Political Contributions

  • No corporate assets, including employees’ work time, use of the Corporation’s facilities or equipment or direct monetary payment, may be contributed to any political candidate, party, political action committee or ballot measure without the permission of the Board. This does not preclude individuals from participating in any political activities of their choice on an individual basis, with their own money and on their own time.

Reporting and Effect of Violations

General Policy

  • Directors officers and employees are encouraged to report any conduct which they believe in good faith to be violation or apparent violation of this Code. If you believe a violation has occurred, please contact the Corporation’s Chief Financial Officer.
  • The Corporation will not allow any retaliation against a director, officer or employee who acts in good faith in reporting any such violation.

Complaint Procedure

  • Corporation personnel who observe, learn of or, in good faith, suspect a violation of the Code must promptly report the violation or discuss issues and concerns of the type covered by this Code with his or her immediate manager, who in turn is responsible for informing the Chief Financial Officer of any violations or concerns raised.

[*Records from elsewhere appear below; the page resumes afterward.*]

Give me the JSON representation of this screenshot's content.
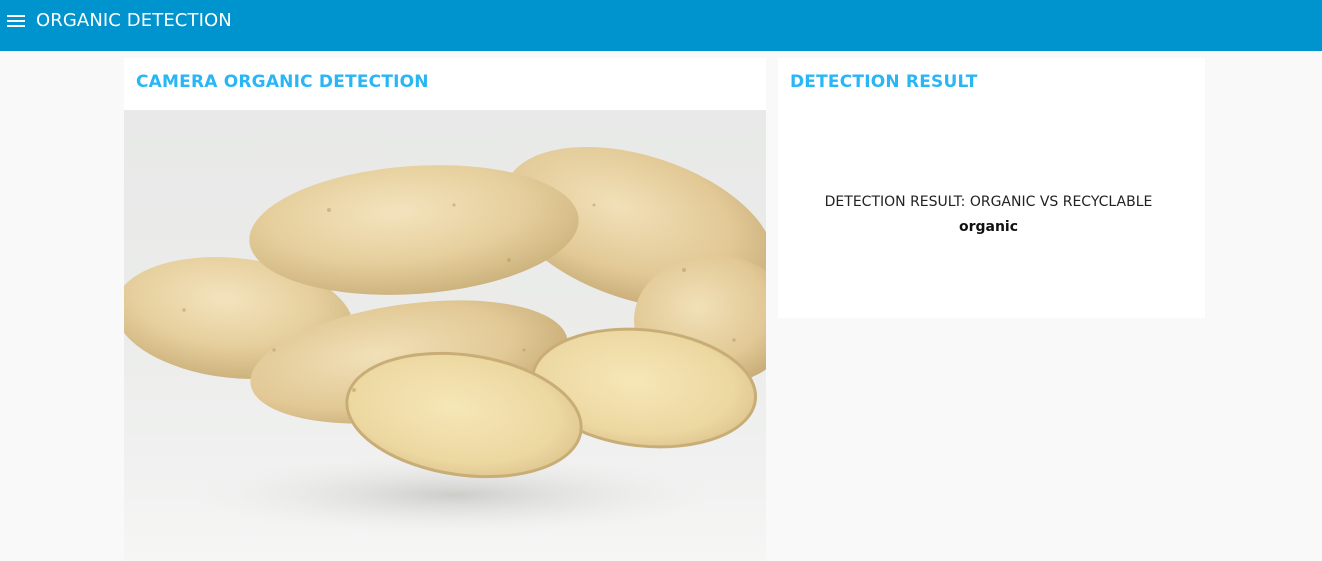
{
  "header": {
    "title": "ORGANIC DETECTION",
    "menu_icon": "hamburger-menu-icon",
    "background_color": "#0094ce"
  },
  "camera_card": {
    "title": "CAMERA ORGANIC DETECTION",
    "image_subject": "potatoes",
    "title_color": "#29b6f6"
  },
  "result_card": {
    "title": "DETECTION RESULT",
    "label": "DETECTION RESULT: ORGANIC VS RECYCLABLE",
    "value": "organic",
    "title_color": "#29b6f6"
  }
}
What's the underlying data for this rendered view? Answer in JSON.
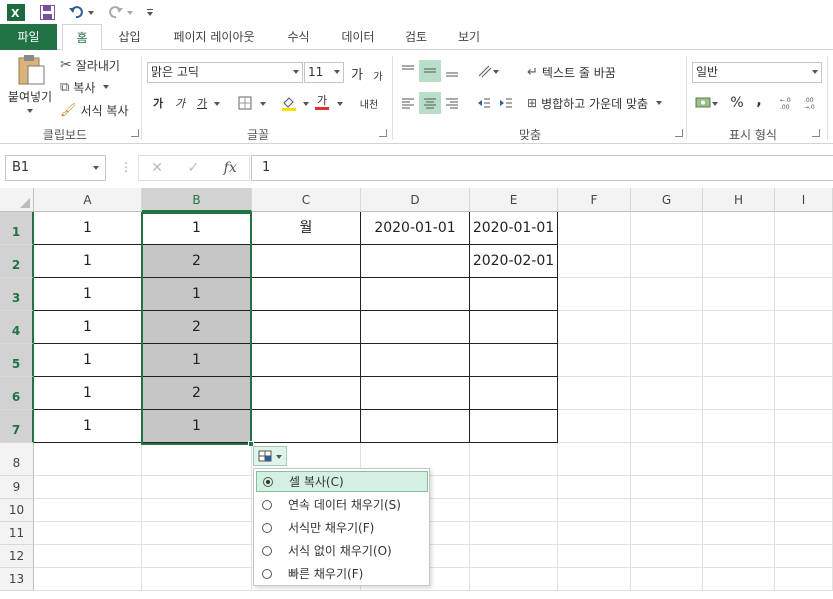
{
  "qat": {
    "app_icon": "excel-icon",
    "save_icon": "save-icon",
    "undo_icon": "undo-icon",
    "redo_icon": "redo-icon",
    "customize_icon": "customize-qat-icon"
  },
  "tabs": [
    "파일",
    "홈",
    "삽입",
    "페이지 레이아웃",
    "수식",
    "데이터",
    "검토",
    "보기"
  ],
  "ribbon": {
    "clipboard": {
      "paste": "붙여넣기",
      "cut": "잘라내기",
      "copy": "복사",
      "format_painter": "서식 복사",
      "label": "클립보드"
    },
    "font": {
      "name": "맑은 고딕",
      "size": "11",
      "grow": "가",
      "shrink": "가",
      "bold": "가",
      "italic": "가",
      "underline": "가",
      "font_color": "가",
      "phonetic": "내천",
      "label": "글꼴"
    },
    "alignment": {
      "wrap_text": "텍스트 줄 바꿈",
      "merge_center": "병합하고 가운데 맞춤",
      "label": "맞춤"
    },
    "number": {
      "format": "일반",
      "percent": "%",
      "comma": ",",
      "label": "표시 형식"
    }
  },
  "formula_bar": {
    "name_box": "B1",
    "formula": "1",
    "fx": "fx"
  },
  "columns": [
    "A",
    "B",
    "C",
    "D",
    "E",
    "F",
    "G",
    "H",
    "I"
  ],
  "rows": [
    "1",
    "2",
    "3",
    "4",
    "5",
    "6",
    "7",
    "8",
    "9",
    "10",
    "11",
    "12",
    "13"
  ],
  "cells": {
    "A": [
      "1",
      "1",
      "1",
      "1",
      "1",
      "1",
      "1"
    ],
    "B": [
      "1",
      "2",
      "1",
      "2",
      "1",
      "2",
      "1"
    ],
    "C": [
      "월",
      "",
      "",
      "",
      "",
      "",
      ""
    ],
    "D": [
      "2020-01-01",
      "",
      "",
      "",
      "",
      "",
      ""
    ],
    "E": [
      "2020-01-01",
      "2020-02-01",
      "",
      "",
      "",
      "",
      ""
    ]
  },
  "autofill_menu": {
    "items": [
      "셀 복사(C)",
      "연속 데이터 채우기(S)",
      "서식만 채우기(F)",
      "서식 없이 채우기(O)",
      "빠른 채우기(F)"
    ],
    "selected_index": 0
  },
  "colors": {
    "accent": "#217346",
    "selection": "#c6c6c6",
    "menu_highlight": "#d3f0e0"
  }
}
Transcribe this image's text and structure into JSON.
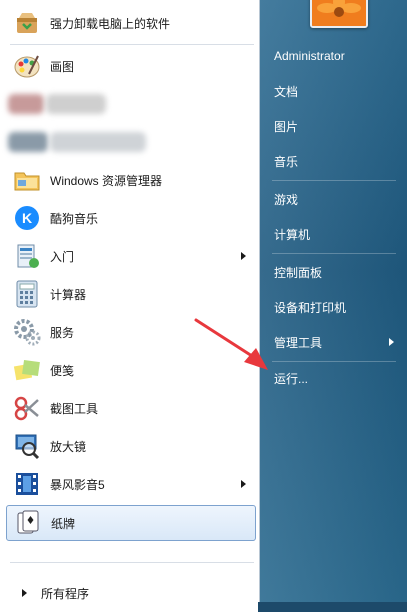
{
  "left_items": [
    {
      "label": "强力卸载电脑上的软件",
      "icon": "uninstall-box-icon",
      "has_arrow": false
    },
    {
      "label": "画图",
      "icon": "paint-palette-icon",
      "has_arrow": false
    },
    {
      "label": "Windows 资源管理器",
      "icon": "folder-explorer-icon",
      "has_arrow": false
    },
    {
      "label": "酷狗音乐",
      "icon": "kugou-k-icon",
      "has_arrow": false
    },
    {
      "label": "入门",
      "icon": "getting-started-icon",
      "has_arrow": true
    },
    {
      "label": "计算器",
      "icon": "calculator-icon",
      "has_arrow": false
    },
    {
      "label": "服务",
      "icon": "services-gear-icon",
      "has_arrow": false
    },
    {
      "label": "便笺",
      "icon": "sticky-notes-icon",
      "has_arrow": false
    },
    {
      "label": "截图工具",
      "icon": "snipping-scissors-icon",
      "has_arrow": false
    },
    {
      "label": "放大镜",
      "icon": "magnifier-icon",
      "has_arrow": false
    },
    {
      "label": "暴风影音5",
      "icon": "baofeng-film-icon",
      "has_arrow": true
    },
    {
      "label": "纸牌",
      "icon": "solitaire-cards-icon",
      "has_arrow": false
    }
  ],
  "all_programs": "所有程序",
  "right_items": [
    {
      "label": "Administrator",
      "has_arrow": false
    },
    {
      "label": "文档",
      "has_arrow": false
    },
    {
      "label": "图片",
      "has_arrow": false
    },
    {
      "label": "音乐",
      "has_arrow": false
    },
    {
      "label": "游戏",
      "has_arrow": false
    },
    {
      "label": "计算机",
      "has_arrow": false
    },
    {
      "label": "控制面板",
      "has_arrow": false
    },
    {
      "label": "设备和打印机",
      "has_arrow": false
    },
    {
      "label": "管理工具",
      "has_arrow": true
    },
    {
      "label": "运行...",
      "has_arrow": false
    }
  ],
  "colors": {
    "right_pane": "#2a6a8f",
    "highlight_border": "#7da2ce",
    "annotation_arrow": "#e8383d"
  }
}
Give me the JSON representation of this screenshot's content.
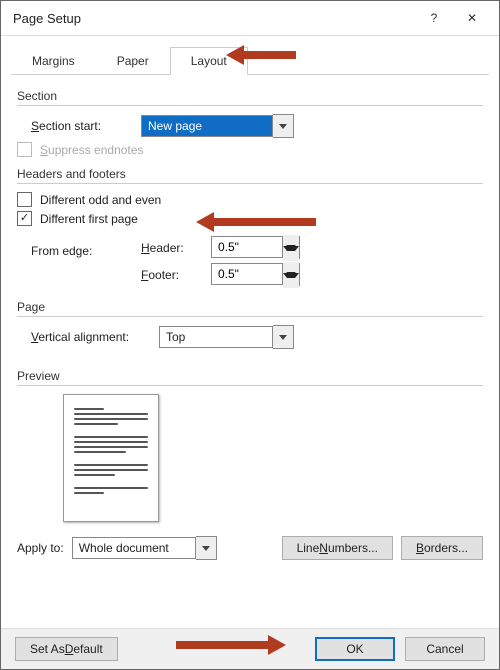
{
  "titlebar": {
    "title": "Page Setup",
    "help": "?",
    "close": "✕"
  },
  "tabs": {
    "margins": "Margins",
    "paper": "Paper",
    "layout": "Layout"
  },
  "section": {
    "heading": "Section",
    "start_label": "Section start:",
    "start_value": "New page",
    "suppress_label": "Suppress endnotes"
  },
  "headers": {
    "heading": "Headers and footers",
    "odd_even_label": "Different odd and even",
    "first_page_label": "Different first page",
    "from_edge_label": "From edge:",
    "header_label": "Header:",
    "footer_label": "Footer:",
    "header_value": "0.5\"",
    "footer_value": "0.5\""
  },
  "page": {
    "heading": "Page",
    "valign_label": "Vertical alignment:",
    "valign_value": "Top"
  },
  "preview": {
    "heading": "Preview"
  },
  "apply": {
    "label": "Apply to:",
    "value": "Whole document"
  },
  "buttons": {
    "line_numbers": "Line Numbers...",
    "borders": "Borders...",
    "set_default": "Set As Default",
    "ok": "OK",
    "cancel": "Cancel"
  },
  "underline": {
    "section_start_prefix": "S",
    "section_start_rest": "ection start:",
    "suppress_prefix": "S",
    "suppress_rest": "uppress endnotes",
    "valign_prefix": "V",
    "valign_rest": "ertical alignment:",
    "header_prefix": "H",
    "header_rest": "eader:",
    "footer_prefix": "F",
    "footer_rest": "ooter:",
    "default_prefix": "D",
    "default_rest": "efault",
    "numbers_prefix": "N",
    "numbers_rest": "umbers...",
    "borders_prefix": "B",
    "borders_rest": "orders..."
  }
}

If an employee prefers not to report the matter to his or her own manager, the employee may instead report the matter directly to the Chief Financial Officer and/or in accordance with the Corporation’s Whistleblower Policy.
  • Corporation personnel who have concerns such as accounting discrepancies, fraud, accounting misrepresentations, auditing matters, accounting omissions, ethics violations or any other financially related concerns should report the matter directly to the Chief Financial Officer at the above address or to the Chair of the Audit Committee and/or in accordance with the Corporation’s Whistleblower Policy.
  • Whenever practical, the complaint should be made in writing. It is unacceptable to submit a complaint knowing it is false.

Investigation

  • Reports of violations will be investigated under the supervision of the Chair of the Audit Committee in consultation with external counsel, if applicable or desired. Corporation personnel are expected to cooperate in the investigation of reported violations.

Confidentiality

  • Except as may be required by law or the requirements of the resulting investigation, the Chief Financial Officer and others conducting the investigation shall not disclose the identity of anyone who reports a suspected violation if anonymity is requested.

Protection Against Retaliation

  • Retaliation in any form against an individual who reports an alleged violation of this Code, even if the report is mistaken, may itself be a violation of law and is a serious violation of this Code. Any alleged act of retaliation must be reported immediately. If determined to have in fact occurred, any act of retaliation may result in appropriate disciplinary action, which may include termination of employment.

Waivers

  • The provisions of this Code may be waived for directors or executive officers only by a resolution of the Corporation’s independent directors. The provisions of this Code may be waived for employees who are not directors or executive officers by the Corporation’s Chief Executive Officer. Any waiver of this Code granted to a director or executive officer will be promptly disclosed to the extent required by law, rule, regulation or stock exchange requirement.

Adopted approved by the Board: August 17, 2021.